When my housegroup got together last week, we skyped with a
couple who are spending a few months several states away with family. Michael
and Terese and their kids are very much missed, and we wanted to connect with
them and support them as they spend time with family members in difficult
health situations.
We chatted about how they are doing and what we are all up
to for a while, and then asked to pray for them. They asked one of us to scoot
in closer so she was in the camera’s range, and the person who was going to
pray made sure he was close in and in front of the camera, too. Then we all, on
both ends of the skype, closed our eyes and prayed.
Now, I’m not going to argue that you have to close your eyes
to pray. You don’t. But many of us do, and it struck me that after carefully
arranging ourselves so everyone was included in the shot and could be seen, we
all proceeded closed our eyes.
Why did it matter that we could all see each other if we
were closing our eyes anyway?
Because without even thinking about it, we wanted to be together, to be present with each
other before our Father.
Christians (as well as those who aren’t, I’m sure) tend to
be confused about presence. On the one hand, we can have a neo-gnostic
tendency to treat embodiment as only minimally important, since it’s the “spiritual”
life that really matters. It’s part of a tendency to minimize physical
reality and our bodies, if not to see them as an outright hindrance.
This
shows up perhaps most strongly in the ways we treat marriage as the only “safe”
place to be embodied; our physicality is under suspicion in all other
relationships. But it also shows up in our culture’s readiness to treat our
physical selves as no more than accessories for our “real” selves, accessories
that can be adjusted and changed (with enough money) to match our latest mood
or the most current fashion.
But we are fully physical as well as fully
spiritual beings, and our bodies are an essential part of our selves.
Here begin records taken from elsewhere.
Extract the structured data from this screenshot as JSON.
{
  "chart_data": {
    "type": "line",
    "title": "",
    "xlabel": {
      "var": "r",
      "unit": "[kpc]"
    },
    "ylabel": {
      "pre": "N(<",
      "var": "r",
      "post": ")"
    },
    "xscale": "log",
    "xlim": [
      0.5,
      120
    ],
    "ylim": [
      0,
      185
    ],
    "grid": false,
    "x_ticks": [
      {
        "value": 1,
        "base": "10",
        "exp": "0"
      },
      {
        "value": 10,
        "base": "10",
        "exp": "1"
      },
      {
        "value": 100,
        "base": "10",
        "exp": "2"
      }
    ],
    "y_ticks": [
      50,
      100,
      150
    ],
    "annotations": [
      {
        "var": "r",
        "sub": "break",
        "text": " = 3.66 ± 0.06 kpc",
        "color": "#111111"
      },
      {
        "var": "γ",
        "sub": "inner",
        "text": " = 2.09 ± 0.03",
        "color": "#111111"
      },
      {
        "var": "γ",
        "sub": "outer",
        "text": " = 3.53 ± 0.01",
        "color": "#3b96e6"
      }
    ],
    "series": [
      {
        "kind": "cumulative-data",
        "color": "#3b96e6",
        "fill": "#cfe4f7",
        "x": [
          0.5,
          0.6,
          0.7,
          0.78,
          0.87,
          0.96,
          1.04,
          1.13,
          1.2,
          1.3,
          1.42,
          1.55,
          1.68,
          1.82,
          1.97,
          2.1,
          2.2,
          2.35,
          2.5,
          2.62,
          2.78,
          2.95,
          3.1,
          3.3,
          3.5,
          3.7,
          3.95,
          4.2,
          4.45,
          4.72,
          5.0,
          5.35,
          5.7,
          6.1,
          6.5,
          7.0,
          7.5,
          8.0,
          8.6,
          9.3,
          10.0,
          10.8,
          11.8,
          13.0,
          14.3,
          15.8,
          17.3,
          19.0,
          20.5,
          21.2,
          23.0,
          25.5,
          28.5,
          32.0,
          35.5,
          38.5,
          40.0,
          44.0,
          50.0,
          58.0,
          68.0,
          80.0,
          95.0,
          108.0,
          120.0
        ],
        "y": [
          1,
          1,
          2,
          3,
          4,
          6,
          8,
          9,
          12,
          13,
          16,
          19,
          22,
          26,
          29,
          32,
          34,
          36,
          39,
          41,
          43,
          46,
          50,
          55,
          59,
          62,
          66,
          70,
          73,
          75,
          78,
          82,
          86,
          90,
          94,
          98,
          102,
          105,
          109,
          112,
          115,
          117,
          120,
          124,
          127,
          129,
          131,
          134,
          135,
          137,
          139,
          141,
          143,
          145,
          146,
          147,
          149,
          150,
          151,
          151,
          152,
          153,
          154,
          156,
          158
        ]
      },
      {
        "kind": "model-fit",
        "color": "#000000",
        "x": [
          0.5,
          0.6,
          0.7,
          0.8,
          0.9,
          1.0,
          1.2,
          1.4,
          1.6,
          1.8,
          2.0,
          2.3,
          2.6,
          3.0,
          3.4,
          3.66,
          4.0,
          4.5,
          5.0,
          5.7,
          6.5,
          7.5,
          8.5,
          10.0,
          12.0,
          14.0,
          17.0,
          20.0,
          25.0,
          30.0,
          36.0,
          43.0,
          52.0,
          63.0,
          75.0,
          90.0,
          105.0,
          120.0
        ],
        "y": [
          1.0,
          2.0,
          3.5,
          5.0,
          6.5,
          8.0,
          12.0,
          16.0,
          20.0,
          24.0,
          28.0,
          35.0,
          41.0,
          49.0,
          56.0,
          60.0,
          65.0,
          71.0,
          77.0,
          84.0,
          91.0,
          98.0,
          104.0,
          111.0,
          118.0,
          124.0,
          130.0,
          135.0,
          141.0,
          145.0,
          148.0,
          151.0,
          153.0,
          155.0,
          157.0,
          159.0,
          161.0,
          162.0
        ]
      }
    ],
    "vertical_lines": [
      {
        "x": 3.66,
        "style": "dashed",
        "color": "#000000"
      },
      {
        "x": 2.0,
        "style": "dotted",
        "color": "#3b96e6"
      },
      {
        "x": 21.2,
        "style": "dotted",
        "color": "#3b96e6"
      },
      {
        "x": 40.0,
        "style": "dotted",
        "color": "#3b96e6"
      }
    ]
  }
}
Other strands of faith and practice elevate embodiment,
prioritizing the physical proximity of the community in a geographic area.
There’s an encouragement to live life together and to resist an
individualism-based lifestyle that pulls people on their own trajectory
regardless of the consequences to their geographic community, to those they
share life with.
But in encouraging something that is good, this approach often misses something about presence, as well, I think. In
idealizing a kind of pre-automobile, pre-easy-transportation lifestyle, it diminishes both
the realities of the world we live in and how real presence is happening in new
ways.
I’m not about to say that being physically present with
friends and community doesn’t matter. But I am saying it’s not the only thing that really matters. It’s not
the only path to real relationship and real intimacy, and it’s not the only
kind of real presence.
The world most of us live in has a different geography than the one we learned about in school. In our everyday lives, we navigate a relational
geography. It is described by the relationships we engage with more than
the address where we sleep at night.
For me, it includes the people I work
with, my housegroup and to a lesser extent others in my church community,
family members across the southeast who I talk with regularly by phone, and friends
– some of whom live only blocks away and some of whom states away – who I
engage with regularly. That engagement happens on facebook and by email, by text and by chat, on the
phone and sometimes in person, and mostly by a mix of all those methods.
The
friendships that are most consistently in my life, that comprise my closest “neighbors”
in relational geography, flow seamlessly between texts, calls, emails, and
in-person connections on an almost daily basis.
Part of the reason they are so close is that they are
present with me in so much of my life, no matter where they are physically at the time.
And part of the reason other friends who live further away
are still part of my relational geography at all is because of their presence
in my life solely by virtual means. They are still really present, and my relationships with them are no less real because I rarely if ever see them
in person.
The virtual world isn’t an imaginary place with imaginary
relationships. It is a means to engage in real relationships with real
people.
Those real people lie sometimes, but they also love. They hurt others,
and they are hurt. And they likely do all those same things in their off-line
relationships.
The beauty is that the virtual world creates a new place for
us to connect – really connect – with
people we wouldn’t or couldn’t connect with otherwise. That is also the
challenge. It can stretch us if we let it, and it can expand our lives in ways
we cannot imagine. The other doesn't always live next door.
How many people have discovered they are not alone online?
How many have found the courage to own their wounds? To ask for help? To offer
help? Like all real community, such positive outcomes aren’t always the case.
Some also find the freedom to lash out, to take advantage of the vulnerable, to
run from hard realities into a fantasy.
But none of that is any less true in “real life.”
In fact, it is all true in the virtual world precisely because it is true in real life. The
choices we make to be really present to others in the virtual world will
reflect the choices we make to be really present in all of life
We can choose to avoid that. We can choose to avoid the virtual world nearly entirely. But that won't get us off the hook of working to be really present any more than avoiding the "real" world in favor of a virtual world will.
The real question isn't will we engage the virtual world or not. The real question is are we willing to live in a world - virtual or "real" - that's big enough to hold the other as well?